INTEGRATED PIEZO-ACOUSTIC CIRCUITS FOR RADIO-FREQUENCY FRONT-ENDSINTEGRATED PIEZO-ACOUSTIC CIRCUITS FOR RADIO-FREQUENCY FRONT-ENDS

Gallium Nitride (GaN) is simultaneously a semiconductor and a piezoelectric material. These properties are singularly valuable but the benefit of both together is still under investigation. There has been much research into metal oxide semiconductor (MOS) applications of GaN such as radio-frequency (RF) amplifiers. However, these GaN amplifiers are made using materials and processes which are incompatible with those used to make modern RF filters, which use quartz or lithium tantalate (LiTaO3). This presents significant problems when the application of RF filtering and amplification is combined with strict space constraints, like smartphone design, where microwave and RF filtering and amplification together form the technology behind wireless data transfer. The ideal solution to this problem is to produce filters and amplifiers on the same chip. To facilitate this the piezoelectric resonator of the filter and the substrate of the MOS amplification circuit need to compatible processes. Research from the University of Bristol illuminates GaN as a suitable material from which to produce surface acoustic wave (SAW) RF filters. This research demonstrates that despite the inferior piezoelectric properties of GaN compared to lithium tantalate, high frequency filters can be produced by exploiting the material's specific properties. The impedance step at the interface between a GaN layer and a hard substrate produces interesting reflections of acoustic energy, which result in a confined Lamb wave. The acoustic energy of this Lamb wave is guided by the GaN layer which enables small, high Qmech resonators to be produced.
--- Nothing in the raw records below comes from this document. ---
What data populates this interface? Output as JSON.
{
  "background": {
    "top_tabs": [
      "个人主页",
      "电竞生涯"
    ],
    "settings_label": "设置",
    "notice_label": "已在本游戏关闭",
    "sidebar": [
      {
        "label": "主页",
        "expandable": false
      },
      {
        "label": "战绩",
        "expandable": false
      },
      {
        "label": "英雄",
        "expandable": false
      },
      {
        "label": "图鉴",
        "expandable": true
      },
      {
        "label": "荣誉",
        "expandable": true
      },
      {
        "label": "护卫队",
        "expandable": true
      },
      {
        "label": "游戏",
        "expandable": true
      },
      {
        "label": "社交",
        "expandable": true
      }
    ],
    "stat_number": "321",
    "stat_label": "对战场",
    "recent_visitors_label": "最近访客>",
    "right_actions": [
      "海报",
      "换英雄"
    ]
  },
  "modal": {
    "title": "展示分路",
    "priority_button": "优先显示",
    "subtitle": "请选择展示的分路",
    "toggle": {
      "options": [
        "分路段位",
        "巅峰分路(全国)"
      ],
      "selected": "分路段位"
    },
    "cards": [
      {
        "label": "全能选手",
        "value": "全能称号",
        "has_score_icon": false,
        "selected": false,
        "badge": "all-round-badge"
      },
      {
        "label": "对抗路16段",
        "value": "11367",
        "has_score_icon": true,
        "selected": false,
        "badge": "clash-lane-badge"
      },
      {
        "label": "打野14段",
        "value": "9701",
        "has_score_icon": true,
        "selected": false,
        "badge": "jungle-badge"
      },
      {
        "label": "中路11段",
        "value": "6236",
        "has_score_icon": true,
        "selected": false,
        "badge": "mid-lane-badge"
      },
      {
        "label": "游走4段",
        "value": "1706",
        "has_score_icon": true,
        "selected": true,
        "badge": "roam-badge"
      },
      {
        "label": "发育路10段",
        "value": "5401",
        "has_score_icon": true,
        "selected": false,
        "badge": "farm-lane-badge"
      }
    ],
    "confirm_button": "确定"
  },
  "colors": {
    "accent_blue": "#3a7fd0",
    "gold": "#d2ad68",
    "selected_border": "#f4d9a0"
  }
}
Following this research, GaN appears to be an ideal material from which to produce monolithic radio-frequency chips. The proposed research would continue the investigation of this design of GaN SAW filters. Filters of decreasing size should be fabricated and their radio-frequency performance analysed. The ideal device size comes from a compromise of size and performance. The reasons for changing performance with decreasing size should also be established as this may indicate opportunities for modification of the design. The research should also concern the integration of these filters with GaN MOS amplifiers and other GaN RF acoustic components. This project falls within the EPSRC Quantum Technologies research area and is affiliated with the QET Labs research group at the University of Bristol.